Perhaps in the future we could implement some additional load parameters that specify what properties of an object come down, inspired by how GraphQL works.
Memory management questions
One problem that arises with realtime data is that subscribing objects to receive updates from the server means holding references to those objects in a master map. That way, when the server says it has an update for an object, the object can be retrieved and updated. Unfortunately, that means that the garbage collector will never release these objects unless these subscriptions are explicitly disconnected from the master map.
That’s challenging, because it means we now have to manually manage garbage collection on these objects. This is an issue that isn’t a problem right now, given the scale of the subgraphs our users are pulling in. To be precise, I’m not aware of any memory leaks within the code that result from ordinary use of the product within one loaded Workbook. But over time, if a user switched from one massive Workbook to another, we’d need to find a way to unsubscribe them from objects pulled down from the previous workbook.
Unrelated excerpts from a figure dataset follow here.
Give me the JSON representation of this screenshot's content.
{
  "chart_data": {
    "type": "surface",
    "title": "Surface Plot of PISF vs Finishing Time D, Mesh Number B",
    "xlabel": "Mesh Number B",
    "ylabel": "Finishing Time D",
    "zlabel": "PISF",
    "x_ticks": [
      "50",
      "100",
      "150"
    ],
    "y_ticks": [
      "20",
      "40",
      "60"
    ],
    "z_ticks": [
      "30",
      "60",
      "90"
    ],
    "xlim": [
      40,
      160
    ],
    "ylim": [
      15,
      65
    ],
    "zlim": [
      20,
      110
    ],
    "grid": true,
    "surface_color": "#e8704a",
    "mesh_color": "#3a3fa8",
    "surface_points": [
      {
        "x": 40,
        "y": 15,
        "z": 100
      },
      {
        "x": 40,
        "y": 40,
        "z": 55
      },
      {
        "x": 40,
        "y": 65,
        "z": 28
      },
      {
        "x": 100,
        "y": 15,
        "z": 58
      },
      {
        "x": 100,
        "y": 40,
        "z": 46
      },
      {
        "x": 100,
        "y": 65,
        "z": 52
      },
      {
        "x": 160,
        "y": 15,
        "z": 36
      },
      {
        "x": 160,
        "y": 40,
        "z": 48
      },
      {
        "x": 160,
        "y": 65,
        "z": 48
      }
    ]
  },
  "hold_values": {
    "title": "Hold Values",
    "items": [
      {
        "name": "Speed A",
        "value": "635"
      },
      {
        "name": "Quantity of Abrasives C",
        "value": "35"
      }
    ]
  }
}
I’ve already built a proof-of-concept for a solution that attempts to tie CloudStore objects to Vue components that use them. This way, when the Vue component is unmounted, we can consider whether the objects linked to it still need to be subscribed to server updates. At the prototype stage, it works, but who knows how many corner cases will arise. And the risk of unsubscribing an object that’s still needed is very high -- it could cause some very confusing user situations.
Team scaling issues
Asana also pointed out a concern of their own with Luna, which I share:
“We struggled to onboard new engineers because product development required understanding our framework. “
This one is concerning, because right now we’re optimizing for developer velocity on a small team, but as we scale, will we encounter difficulty explaining how CloudStore works to those who weren’t present as it was built? Will external engineers even want to work with a proprietary system that isn’t a transferable skill they can put on their resume? The best solution we have right now is well-documented code, a strong base of examples, using good patterns that are familiar (e.g. Firebase, Mongo), and some companion documentation. Perhaps some day the framework could become open source.
Another challenge for us is migrations. How do you migrate data in a graph database? Do we write a script? How long would such a script take to run? Must they be atomic? How do we maintain compatibility with clients running outdated versions of our client-side code that depend on the old schema?
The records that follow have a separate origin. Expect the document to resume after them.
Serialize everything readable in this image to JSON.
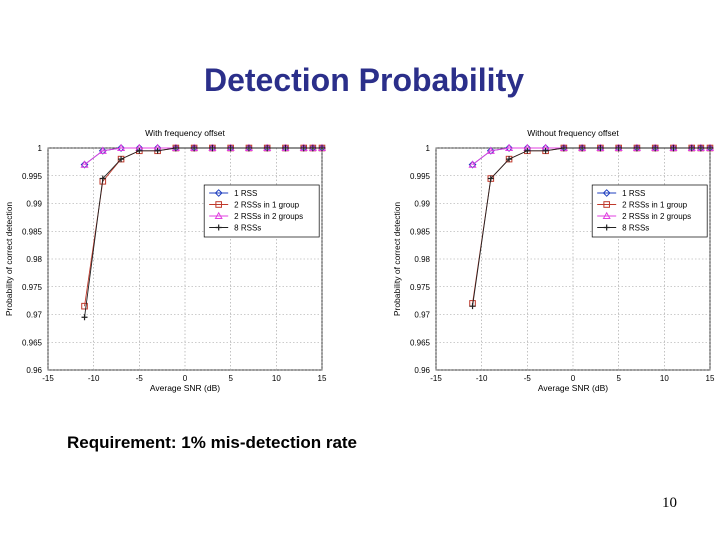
{
  "slide": {
    "title": "Detection Probability",
    "requirement": "Requirement: 1% mis-detection rate",
    "page_number": "10"
  },
  "chart_data": [
    {
      "type": "line",
      "title": "With frequency offset",
      "xlabel": "Average SNR (dB)",
      "ylabel": "Probability of correct detection",
      "xlim": [
        -15,
        15
      ],
      "ylim": [
        0.96,
        1.0
      ],
      "xticks": [
        -15,
        -10,
        -5,
        0,
        5,
        10,
        15
      ],
      "yticks": [
        0.96,
        0.965,
        0.97,
        0.975,
        0.98,
        0.985,
        0.99,
        0.995,
        1
      ],
      "ytick_labels": [
        "0.96",
        "0.965",
        "0.97",
        "0.975",
        "0.98",
        "0.985",
        "0.99",
        "0.995",
        "1"
      ],
      "grid": true,
      "legend_position": "right",
      "x": [
        -11,
        -9,
        -7,
        -5,
        -3,
        -1,
        1,
        3,
        5,
        7,
        9,
        11,
        13,
        14,
        15
      ],
      "series": [
        {
          "name": "1 RSS",
          "marker": "diamond",
          "color": "#1f3fbf",
          "values": [
            0.997,
            0.9995,
            1.0,
            1.0,
            1.0,
            1.0,
            1.0,
            1.0,
            1.0,
            1.0,
            1.0,
            1.0,
            1.0,
            1.0,
            1.0
          ]
        },
        {
          "name": "2 RSSs in 1 group",
          "marker": "square",
          "color": "#c0392b",
          "values": [
            0.9715,
            0.994,
            0.998,
            0.9995,
            0.9995,
            1.0,
            1.0,
            1.0,
            1.0,
            1.0,
            1.0,
            1.0,
            1.0,
            1.0,
            1.0
          ]
        },
        {
          "name": "2 RSSs in 2 groups",
          "marker": "triangle",
          "color": "#e040e0",
          "values": [
            0.997,
            0.9995,
            1.0,
            1.0,
            1.0,
            1.0,
            1.0,
            1.0,
            1.0,
            1.0,
            1.0,
            1.0,
            1.0,
            1.0,
            1.0
          ]
        },
        {
          "name": "8 RSSs",
          "marker": "plus",
          "color": "#222222",
          "values": [
            0.9695,
            0.9945,
            0.998,
            0.9995,
            0.9995,
            1.0,
            1.0,
            1.0,
            1.0,
            1.0,
            1.0,
            1.0,
            1.0,
            1.0,
            1.0
          ]
        }
      ]
    },
    {
      "type": "line",
      "title": "Without frequency offset",
      "xlabel": "Average SNR (dB)",
      "ylabel": "Probability of correct detection",
      "xlim": [
        -15,
        15
      ],
      "ylim": [
        0.96,
        1.0
      ],
      "xticks": [
        -15,
        -10,
        -5,
        0,
        5,
        10,
        15
      ],
      "yticks": [
        0.96,
        0.965,
        0.97,
        0.975,
        0.98,
        0.985,
        0.99,
        0.995,
        1
      ],
      "ytick_labels": [
        "0.96",
        "0.965",
        "0.97",
        "0.975",
        "0.98",
        "0.985",
        "0.99",
        "0.995",
        "1"
      ],
      "grid": true,
      "legend_position": "right",
      "x": [
        -11,
        -9,
        -7,
        -5,
        -3,
        -1,
        1,
        3,
        5,
        7,
        9,
        11,
        13,
        14,
        15
      ],
      "series": [
        {
          "name": "1 RSS",
          "marker": "diamond",
          "color": "#1f3fbf",
          "values": [
            0.997,
            0.9995,
            1.0,
            1.0,
            1.0,
            1.0,
            1.0,
            1.0,
            1.0,
            1.0,
            1.0,
            1.0,
            1.0,
            1.0,
            1.0
          ]
        },
        {
          "name": "2 RSSs in 1 group",
          "marker": "square",
          "color": "#c0392b",
          "values": [
            0.972,
            0.9945,
            0.998,
            0.9995,
            0.9995,
            1.0,
            1.0,
            1.0,
            1.0,
            1.0,
            1.0,
            1.0,
            1.0,
            1.0,
            1.0
          ]
        },
        {
          "name": "2 RSSs in 2 groups",
          "marker": "triangle",
          "color": "#e040e0",
          "values": [
            0.997,
            0.9995,
            1.0,
            1.0,
            1.0,
            1.0,
            1.0,
            1.0,
            1.0,
            1.0,
            1.0,
            1.0,
            1.0,
            1.0,
            1.0
          ]
        },
        {
          "name": "8 RSSs",
          "marker": "plus",
          "color": "#222222",
          "values": [
            0.9715,
            0.9945,
            0.998,
            0.9995,
            0.9995,
            1.0,
            1.0,
            1.0,
            1.0,
            1.0,
            1.0,
            1.0,
            1.0,
            1.0,
            1.0
          ]
        }
      ]
    }
  ]
}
Similarly, how do we manage migrations in JSONB fields? It’s likely similar in theory to migrating when using MongoDB, which I presume has more literature. As of now, it seems the answer is: “very carefully with a script.” A blog on the topic by Coinbase confirmed as much.
We probably wouldn’t have started out building this framework if we weren’t initially targeting a Chrome extension with unique requirements. But even though we discarded a lot of code as we’ve iterated, most of the discarded code was a thin UI layer on top of the code we ended up writing inside the framework itself. In that sense, by building CloudStore, we reduced waste while we search for product market fit. All the work we did to solve certain hard problems has transferred with us. We’ve also gained velocity in our ability to build new features, which is a huge advantage. For such a small team, I’m proud of what we’ve brought to market thanks to this framework.
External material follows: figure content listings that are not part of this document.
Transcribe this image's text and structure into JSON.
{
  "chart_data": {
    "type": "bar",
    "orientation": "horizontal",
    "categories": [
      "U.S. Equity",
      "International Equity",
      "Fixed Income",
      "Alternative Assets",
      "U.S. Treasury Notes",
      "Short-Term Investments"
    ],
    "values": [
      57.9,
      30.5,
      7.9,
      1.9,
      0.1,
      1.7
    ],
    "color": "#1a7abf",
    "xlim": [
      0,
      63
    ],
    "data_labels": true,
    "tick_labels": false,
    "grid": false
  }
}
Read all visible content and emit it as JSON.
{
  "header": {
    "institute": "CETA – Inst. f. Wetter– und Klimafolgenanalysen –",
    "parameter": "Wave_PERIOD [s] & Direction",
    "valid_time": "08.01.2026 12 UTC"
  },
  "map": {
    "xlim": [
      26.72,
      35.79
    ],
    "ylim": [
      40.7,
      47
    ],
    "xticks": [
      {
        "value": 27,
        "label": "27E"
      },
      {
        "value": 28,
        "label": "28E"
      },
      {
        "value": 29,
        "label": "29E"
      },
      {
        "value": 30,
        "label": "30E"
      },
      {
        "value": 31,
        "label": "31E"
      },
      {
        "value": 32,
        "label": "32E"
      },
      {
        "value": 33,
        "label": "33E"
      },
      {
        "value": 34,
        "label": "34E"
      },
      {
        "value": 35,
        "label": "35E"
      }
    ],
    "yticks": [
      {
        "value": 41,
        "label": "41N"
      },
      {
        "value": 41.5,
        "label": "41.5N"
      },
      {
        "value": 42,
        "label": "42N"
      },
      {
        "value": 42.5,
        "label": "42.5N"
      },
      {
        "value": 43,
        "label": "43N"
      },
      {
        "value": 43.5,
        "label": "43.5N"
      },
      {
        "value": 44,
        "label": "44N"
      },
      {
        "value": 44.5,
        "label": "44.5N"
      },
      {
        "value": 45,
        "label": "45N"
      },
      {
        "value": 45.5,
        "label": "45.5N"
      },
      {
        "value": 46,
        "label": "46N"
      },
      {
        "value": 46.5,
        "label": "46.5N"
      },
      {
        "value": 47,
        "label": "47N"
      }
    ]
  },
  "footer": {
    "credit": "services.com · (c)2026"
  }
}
As proud as we are of the technical accomplishments we’ve achieved, ultimately, our user experience is the entire reason why we write code: to make delightful customer experiences that help our users achieve their goals faster and more easily. We think this technology has made our product better for our customers. It has given our product a snappy user experience. Our loads are fast and user interactions are instant.
As much as there are tradeoffs and challenges ahead as we grow with CloudStore, we’re excited to see how the framework evolves and -- perhaps one day -- how it may help other teams.